Mesmo se chegar lá, sei que a inteligência cognitiva sempre trabalhará
em conjunto com o ser humano,
ajudando-nos a nos superar."
Figuras de renome, como o empreendedor sul-africano Elon
Musk e o físico inglês Stephen Hawking, defendem a tese de que as
tecnologias de IA, como as desenvolvidas pela IBM, estão pavimentando um
futuro perigoso, no qual as máquinas poderão dominar a humanidade.
Eles estão completamente errados. Por isso, na IBM, optamos por usar o
termo inteligência cognitiva, não inteligência artificial. O termo
“artificial” gera temores infundados. Lidero quem produz essas inovações
e tenho certeza de que estamos a décadas de distância daquele momento
apontado pelos críticos em que será possível replicar tudo o que o homem
é capaz de fazer — se é que a tecnologia um dia atingirá esse patamar.
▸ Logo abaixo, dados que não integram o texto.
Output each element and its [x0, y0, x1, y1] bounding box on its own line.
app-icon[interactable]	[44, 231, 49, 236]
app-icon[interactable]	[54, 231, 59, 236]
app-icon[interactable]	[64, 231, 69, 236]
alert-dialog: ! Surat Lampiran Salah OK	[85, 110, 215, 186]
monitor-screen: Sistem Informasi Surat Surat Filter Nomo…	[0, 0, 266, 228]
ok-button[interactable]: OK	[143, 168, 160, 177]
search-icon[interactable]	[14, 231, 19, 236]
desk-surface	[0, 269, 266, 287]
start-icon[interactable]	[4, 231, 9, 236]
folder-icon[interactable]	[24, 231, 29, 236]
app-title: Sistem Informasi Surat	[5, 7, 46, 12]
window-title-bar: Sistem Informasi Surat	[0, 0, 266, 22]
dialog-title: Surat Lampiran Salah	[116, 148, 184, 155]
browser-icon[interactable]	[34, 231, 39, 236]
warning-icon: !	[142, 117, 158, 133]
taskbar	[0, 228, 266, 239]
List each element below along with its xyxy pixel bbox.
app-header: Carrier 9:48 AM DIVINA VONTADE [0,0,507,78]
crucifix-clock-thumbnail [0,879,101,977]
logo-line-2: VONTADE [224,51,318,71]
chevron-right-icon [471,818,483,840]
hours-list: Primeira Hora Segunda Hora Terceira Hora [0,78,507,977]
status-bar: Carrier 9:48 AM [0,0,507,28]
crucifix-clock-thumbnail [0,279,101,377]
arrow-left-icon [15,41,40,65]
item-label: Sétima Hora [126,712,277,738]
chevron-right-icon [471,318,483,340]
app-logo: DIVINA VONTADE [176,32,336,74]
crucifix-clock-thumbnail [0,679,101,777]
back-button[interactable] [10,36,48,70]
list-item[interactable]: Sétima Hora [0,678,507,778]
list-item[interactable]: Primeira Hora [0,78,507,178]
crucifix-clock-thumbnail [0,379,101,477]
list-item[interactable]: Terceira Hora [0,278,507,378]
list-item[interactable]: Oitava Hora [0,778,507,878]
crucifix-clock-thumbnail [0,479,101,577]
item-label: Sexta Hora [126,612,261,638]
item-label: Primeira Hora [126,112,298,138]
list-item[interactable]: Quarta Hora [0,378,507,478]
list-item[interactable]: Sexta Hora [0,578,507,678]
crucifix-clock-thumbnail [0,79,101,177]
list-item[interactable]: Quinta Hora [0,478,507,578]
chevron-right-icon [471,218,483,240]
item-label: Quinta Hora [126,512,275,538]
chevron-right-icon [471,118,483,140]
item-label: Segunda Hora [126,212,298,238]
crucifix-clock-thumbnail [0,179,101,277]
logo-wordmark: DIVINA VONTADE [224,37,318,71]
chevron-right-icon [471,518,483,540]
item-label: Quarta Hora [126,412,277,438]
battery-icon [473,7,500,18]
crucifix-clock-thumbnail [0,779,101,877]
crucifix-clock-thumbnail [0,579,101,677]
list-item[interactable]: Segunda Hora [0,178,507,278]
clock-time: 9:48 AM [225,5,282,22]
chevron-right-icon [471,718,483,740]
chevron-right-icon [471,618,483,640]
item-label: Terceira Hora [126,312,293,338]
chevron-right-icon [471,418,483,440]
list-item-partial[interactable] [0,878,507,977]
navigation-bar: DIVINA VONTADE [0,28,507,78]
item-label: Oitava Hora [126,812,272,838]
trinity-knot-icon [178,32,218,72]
Mesmo se chegar lá, sei que a inteligência cognitiva sempre trabalhará
em conjunto com o ser humano, ajudando-nos a nos superar. Alimentar essa
ideia, de um apocalipse protagonizado pelas máquinas, representa um
desserviço à civilização. Isso porque não podemos conter as enormes
vantagens que essas tecnologias proporcionam e proporcionarão. Por
exemplo, há 700 oncologistas na Índia, para uma população de 1,4 bilhão
de indivíduos. Apenas com esses médicos, nunca será possível fornecer a
todo esse povo um serviço de qualidade. Nem mesmo em países ricos o
atendimento é ideal. Nos Estados Unidos, 15% dos pacientes com câncer
têm acesso ao atendimento de centros especializados. Os outros 85% se
contentam com médicos generalistas. Com tecnologias como o Watson, temos
a oportunidade inédita de levar um suporte de altíssimo nível a todos
os seres humanos que precisam disso. Tenho certeza de que a mesma
tecnologia transformará o sistema educacional, a fabricação de remédios,
entre tantas outras áreas.
A senhora foi criticada por integrar o conselho
administrativo do presidente Donald Trump, conhecido por declarações
preconceituosas, e, depois, também atacada por ter deixado o cargo.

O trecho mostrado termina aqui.